On Thursday, May 27, data from the U.S. Department of Commerce showed that the U.S. PCE price index increased by 6.3% year-on-year in April, the expected value was 6.2%, and the previous value was 6.6%. It was also the smallest increase for the metric since November 2020.
“Inflation has been high and rising over the past year, and we’re now in a ‘slow down from the high’ phase,” said Tim Quinlan, senior economist at Wells Fargo.
How much is the bear market soaring?
There are also analysts who believe that the bear market is soaring.

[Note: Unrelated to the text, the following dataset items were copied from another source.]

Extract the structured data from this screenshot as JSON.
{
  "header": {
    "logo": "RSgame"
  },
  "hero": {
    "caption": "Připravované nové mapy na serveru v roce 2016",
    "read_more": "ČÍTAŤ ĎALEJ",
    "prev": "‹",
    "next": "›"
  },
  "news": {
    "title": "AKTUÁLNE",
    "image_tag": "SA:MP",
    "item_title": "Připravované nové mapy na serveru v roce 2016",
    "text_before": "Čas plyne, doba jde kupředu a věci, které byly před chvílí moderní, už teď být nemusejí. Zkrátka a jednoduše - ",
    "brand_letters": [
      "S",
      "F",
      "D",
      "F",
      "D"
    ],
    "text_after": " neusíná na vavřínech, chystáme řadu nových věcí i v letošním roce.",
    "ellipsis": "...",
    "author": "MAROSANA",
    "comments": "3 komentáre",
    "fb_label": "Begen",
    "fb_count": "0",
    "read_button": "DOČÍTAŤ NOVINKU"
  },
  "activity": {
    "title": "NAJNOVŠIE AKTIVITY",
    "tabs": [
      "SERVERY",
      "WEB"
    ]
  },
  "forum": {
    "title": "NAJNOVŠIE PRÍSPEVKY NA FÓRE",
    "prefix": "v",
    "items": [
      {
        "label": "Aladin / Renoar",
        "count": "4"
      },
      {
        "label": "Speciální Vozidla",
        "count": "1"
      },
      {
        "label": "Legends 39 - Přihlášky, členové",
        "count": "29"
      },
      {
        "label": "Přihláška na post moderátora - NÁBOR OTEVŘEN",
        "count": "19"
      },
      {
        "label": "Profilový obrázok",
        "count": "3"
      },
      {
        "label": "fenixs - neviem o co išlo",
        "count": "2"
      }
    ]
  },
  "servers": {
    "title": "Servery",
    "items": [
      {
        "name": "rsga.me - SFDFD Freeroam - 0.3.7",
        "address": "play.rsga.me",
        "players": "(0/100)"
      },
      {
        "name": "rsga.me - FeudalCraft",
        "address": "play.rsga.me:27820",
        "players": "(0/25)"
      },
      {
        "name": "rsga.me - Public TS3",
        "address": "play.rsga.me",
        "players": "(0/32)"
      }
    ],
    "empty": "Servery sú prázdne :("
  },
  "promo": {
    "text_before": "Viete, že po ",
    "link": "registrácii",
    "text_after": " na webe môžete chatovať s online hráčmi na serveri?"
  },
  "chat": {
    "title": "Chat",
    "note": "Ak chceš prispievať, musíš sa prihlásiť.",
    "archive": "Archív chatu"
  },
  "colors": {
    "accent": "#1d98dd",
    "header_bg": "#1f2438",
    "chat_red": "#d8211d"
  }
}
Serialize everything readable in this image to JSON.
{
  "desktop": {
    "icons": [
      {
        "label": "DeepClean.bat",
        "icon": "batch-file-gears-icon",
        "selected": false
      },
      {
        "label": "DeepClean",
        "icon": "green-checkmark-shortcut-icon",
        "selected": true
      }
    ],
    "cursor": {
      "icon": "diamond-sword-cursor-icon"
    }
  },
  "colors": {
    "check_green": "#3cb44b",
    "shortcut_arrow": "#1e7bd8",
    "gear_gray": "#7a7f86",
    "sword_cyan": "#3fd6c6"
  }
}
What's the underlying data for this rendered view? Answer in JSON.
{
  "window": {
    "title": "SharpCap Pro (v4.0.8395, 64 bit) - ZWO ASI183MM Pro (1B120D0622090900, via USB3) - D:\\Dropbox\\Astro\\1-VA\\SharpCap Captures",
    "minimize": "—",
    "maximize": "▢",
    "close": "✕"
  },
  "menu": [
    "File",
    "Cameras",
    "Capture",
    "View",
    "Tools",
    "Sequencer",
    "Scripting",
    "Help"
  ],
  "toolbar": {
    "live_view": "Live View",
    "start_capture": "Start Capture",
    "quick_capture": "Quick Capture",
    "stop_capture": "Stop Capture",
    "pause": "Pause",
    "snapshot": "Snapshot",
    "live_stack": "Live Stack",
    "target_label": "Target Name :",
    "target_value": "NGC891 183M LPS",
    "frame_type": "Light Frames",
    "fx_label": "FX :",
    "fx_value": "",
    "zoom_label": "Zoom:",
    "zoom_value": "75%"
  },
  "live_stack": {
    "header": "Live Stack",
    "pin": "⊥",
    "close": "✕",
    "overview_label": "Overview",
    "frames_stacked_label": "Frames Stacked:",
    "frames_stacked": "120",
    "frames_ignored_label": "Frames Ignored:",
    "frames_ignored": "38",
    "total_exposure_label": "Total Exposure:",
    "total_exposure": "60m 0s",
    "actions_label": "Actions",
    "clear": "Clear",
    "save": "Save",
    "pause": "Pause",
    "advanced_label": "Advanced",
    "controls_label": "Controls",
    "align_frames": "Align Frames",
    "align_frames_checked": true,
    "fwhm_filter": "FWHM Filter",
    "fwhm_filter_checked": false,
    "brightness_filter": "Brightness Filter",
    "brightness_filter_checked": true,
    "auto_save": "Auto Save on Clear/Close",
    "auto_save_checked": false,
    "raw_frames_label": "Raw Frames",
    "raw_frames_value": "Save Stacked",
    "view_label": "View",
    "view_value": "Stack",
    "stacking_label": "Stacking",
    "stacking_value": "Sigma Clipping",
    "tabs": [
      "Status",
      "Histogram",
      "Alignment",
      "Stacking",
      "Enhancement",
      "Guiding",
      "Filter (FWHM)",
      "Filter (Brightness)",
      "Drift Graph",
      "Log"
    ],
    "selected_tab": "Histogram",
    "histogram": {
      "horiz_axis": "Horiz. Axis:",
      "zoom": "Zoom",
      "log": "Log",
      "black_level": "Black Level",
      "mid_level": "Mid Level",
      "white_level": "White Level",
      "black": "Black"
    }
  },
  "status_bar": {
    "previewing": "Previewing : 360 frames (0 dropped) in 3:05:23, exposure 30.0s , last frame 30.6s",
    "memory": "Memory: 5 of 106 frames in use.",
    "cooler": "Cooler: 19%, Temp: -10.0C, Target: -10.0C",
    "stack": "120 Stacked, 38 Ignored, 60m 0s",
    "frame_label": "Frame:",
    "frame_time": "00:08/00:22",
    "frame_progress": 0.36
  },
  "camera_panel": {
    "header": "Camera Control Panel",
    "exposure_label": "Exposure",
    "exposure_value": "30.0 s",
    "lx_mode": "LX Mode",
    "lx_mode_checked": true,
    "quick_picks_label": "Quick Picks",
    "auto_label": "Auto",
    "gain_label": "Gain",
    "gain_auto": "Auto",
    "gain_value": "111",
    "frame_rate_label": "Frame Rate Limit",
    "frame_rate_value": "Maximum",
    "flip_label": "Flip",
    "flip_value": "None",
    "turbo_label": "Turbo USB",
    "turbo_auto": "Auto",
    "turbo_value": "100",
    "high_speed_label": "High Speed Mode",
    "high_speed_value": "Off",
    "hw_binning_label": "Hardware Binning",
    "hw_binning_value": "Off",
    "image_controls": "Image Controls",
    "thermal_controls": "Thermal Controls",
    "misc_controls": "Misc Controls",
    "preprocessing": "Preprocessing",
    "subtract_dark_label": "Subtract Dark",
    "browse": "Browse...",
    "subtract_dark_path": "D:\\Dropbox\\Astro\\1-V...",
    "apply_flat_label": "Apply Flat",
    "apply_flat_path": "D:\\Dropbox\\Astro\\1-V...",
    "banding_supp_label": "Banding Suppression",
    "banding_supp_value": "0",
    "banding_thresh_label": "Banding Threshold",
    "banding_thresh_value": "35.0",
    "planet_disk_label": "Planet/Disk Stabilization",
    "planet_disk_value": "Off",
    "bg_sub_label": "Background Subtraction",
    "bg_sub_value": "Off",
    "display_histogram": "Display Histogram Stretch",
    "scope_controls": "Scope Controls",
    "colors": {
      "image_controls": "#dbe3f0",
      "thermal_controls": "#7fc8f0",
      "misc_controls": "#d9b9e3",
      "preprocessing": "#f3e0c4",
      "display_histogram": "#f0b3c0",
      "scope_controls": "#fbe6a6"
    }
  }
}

Joseph Saluzzi, co-head of equity trading at financial institution Themis Trading LLC, said U.S. stocks entered a buffer period before entering the bear market.
“When the stock market gets to this point, it doesn’t really take much to bounce back. And it’s quick. The problem hasn’t gone away, but we’ve temporarily found a little bit of a middle ground between inflation and recession.”
Zhang Yidong of Industrial Securities also believes that the current “mid-term end” of U.S. stocks may have appeared, and the major indexes are approaching or exceeding the bear market dividing line, and then it is expected to usher in a “breathing” window period that lasts for several months.
But this does not mean that the U.S. stock market will usher in a reversal, and it may continue the trend of falling and falling. “This round of U.S. stock market recession and bear market may be doomed,” he said.
Analysts are also divided on whether the US stock market is rebounding or reversing, because the market as a whole is in a very embarrassing position. Judging from the decline and time of the S&P 500 index, it is currently hovering in a bear market of -20%, and at the same time The decline has been going on for 100 days. At this point, if it can support a direct reversal, it will not enter a bear market, which has happened many times in history.
However, it is also possible to rebound strongly within the range of completely entering the bear market. After all, it has only fallen for 100 days. In the history of several major bear markets, the decline or the duration of the decline is longer than this round. For example, in the bear market of the new crown in 2020, although the S&P 500 index fell for only about 2 months, it once fell as deep as 37%. Another example is the 2008 global financial crisis, when the S&P halved, and also fell for nearly a year.